O plano de 48 páginas de Simone tem ambição: implementar a reforma tributária nos seis primeiros meses de gestão, com dois objetivos principais: simplificação e justiça social. Prevê criação do IVA (em substituição ao ICMS), baseado em progressividade (quem ganha mais, paga mais) e reforma do Imposto de Renda para "eliminar a regressividade" (quem ganha menos paga mais).
A menção mais indireta é a de Bolsonaro, que em suas 48 páginas não junta as duas palavras, mas afirma que "continuará a implementar as mudanças e reformas estruturantes (...), com o objetivo de melhorar a eficiência dos gastos públicos". Depois, acrescenta que um dos objetivos é "simplificar a legislação e reduzir a carga tributária".
Divergências
Se uma reforma une, ao menos em teoria, outra divide. O plano de Bolsonaro defende a reforma trabalhista feita por seu antecessor, Michel Temer, argumentando que ajuda "a combater abusos empresariais e de sindicatos". E para "ampliar a formalização dos trabalhadores" propõe "alternativas contratuais inteligentes e que reconheçam a realidade desses trabalhadores nas regiões em que vivem, incluindo os trabalhadores por aplicativos e rurais, dentre outros".
No programa de Lula, está prevista "uma nova legislação trabalhista de extensa proteção social a todas as formas de ocupação, de emprego e de relação de trabalho, com especial atenção aos autônomos, aos que trabalham por conta própria, trabalhadores e trabalhadoras domésticas, teletrabalho e trabalhadores em home office, mediados por aplicativos e plataformas, revogando os marcos regressivos da atual legislação trabalhista, agravados pela última reforma e restabelecendo o acesso gratuito à justiça do trabalho". Tudo isso, afirma, "a partir de um amplo debate e negociação".

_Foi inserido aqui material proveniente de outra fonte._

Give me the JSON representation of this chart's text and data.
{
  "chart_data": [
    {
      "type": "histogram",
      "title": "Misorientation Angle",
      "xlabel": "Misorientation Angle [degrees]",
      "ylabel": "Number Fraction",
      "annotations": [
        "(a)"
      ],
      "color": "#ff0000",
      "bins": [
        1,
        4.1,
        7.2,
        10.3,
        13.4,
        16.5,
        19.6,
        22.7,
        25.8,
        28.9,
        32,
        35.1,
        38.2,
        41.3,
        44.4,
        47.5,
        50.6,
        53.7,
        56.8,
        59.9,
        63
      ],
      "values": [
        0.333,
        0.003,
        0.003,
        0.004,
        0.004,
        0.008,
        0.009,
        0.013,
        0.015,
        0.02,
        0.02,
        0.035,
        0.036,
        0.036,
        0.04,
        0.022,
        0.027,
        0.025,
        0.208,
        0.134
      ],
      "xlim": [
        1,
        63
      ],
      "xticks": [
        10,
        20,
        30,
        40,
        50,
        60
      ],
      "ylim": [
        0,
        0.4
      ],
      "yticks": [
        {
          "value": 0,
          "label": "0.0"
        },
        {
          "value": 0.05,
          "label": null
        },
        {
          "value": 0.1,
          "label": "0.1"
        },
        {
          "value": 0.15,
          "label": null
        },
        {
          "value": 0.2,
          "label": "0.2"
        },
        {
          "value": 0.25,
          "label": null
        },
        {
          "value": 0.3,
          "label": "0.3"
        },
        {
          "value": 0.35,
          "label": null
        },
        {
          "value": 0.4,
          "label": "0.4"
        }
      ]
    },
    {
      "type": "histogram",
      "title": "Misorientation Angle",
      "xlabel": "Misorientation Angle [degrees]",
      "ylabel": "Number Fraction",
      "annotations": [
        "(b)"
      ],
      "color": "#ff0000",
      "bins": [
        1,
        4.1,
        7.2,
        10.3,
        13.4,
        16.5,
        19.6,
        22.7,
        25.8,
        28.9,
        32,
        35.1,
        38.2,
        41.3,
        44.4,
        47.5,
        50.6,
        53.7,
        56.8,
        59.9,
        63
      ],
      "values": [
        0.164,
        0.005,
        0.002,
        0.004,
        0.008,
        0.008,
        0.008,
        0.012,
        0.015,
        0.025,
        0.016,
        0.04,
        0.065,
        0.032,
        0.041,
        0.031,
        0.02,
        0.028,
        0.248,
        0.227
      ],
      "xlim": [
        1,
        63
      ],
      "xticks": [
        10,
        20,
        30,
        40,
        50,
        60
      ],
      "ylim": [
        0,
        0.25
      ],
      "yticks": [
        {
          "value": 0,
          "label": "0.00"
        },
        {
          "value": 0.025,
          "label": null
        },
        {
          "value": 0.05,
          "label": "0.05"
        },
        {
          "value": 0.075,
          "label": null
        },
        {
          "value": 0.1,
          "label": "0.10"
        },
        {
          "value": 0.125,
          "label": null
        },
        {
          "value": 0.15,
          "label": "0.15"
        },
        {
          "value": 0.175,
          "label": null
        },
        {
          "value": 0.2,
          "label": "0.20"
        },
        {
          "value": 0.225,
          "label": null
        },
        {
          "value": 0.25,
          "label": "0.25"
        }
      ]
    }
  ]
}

Ciro não quer nem saber de CLT. Seu plano prevê "um novo Código Brasileiro do Trabalho (CBT), que abranja as melhores e mais modernas práticas de proteção internacionais e as Convenções da Organização Internacional do Trabalho (OIT)". Tebet não menciona a legislação trabalhista, mas propõe reduzir a contribuição previdenciária para a faixa de um salário mínimo para todos os trabalhadores.
Especificidades
Se têm propostas comuns e opostas, os programas tentam buscar originalidade: o de Bolsonaro avisa que "um dos compromissos prioritários do governo reeleito será a manutenção do valor de 600 reais para o Auxílio Brasil a partir de janeiro de 2023". O de Lula afirma que "um programa Bolsa Família renovado e ampliado precisa ser implantado com urgência para garantir renda compatível com as atuais necessidades da população".
Ciro aponta como "uma das nossas prioridades" a mudança da política de preços da Petrobras, "que hoje só beneficia importadores e acionistas, mas prejudica toda a sociedade brasileira, dado seu impacto sobre a inflação". Propõe ainda a ampliação da capacidade das refinarias da Petrobras e maior investimento em energia renovável. E repete uma proposta de 2018: "o elevado endividamento privado de famílias e empresas deverá ser renegociado, com taxas de juros menores e prazos mais longos de pagamento (incluindo as dívidas com o Fies)".
No plano de Simone, há propostas de criação de duas poupanças: a Seguro Família, "para os trabalhadores informais e formais de baixa renda em situações de queda súbita de rendimento", e a Mais Educação, "para incentivar os jovens de baixa renda a concluir o ensino médio". O texto é um dos mais contundentes ao abordar o combate à fome: "Nossa primeira missão na Presidência da República será eliminar a fome e a miséria no país, reduzir as desigualdades e diminuir a pobreza".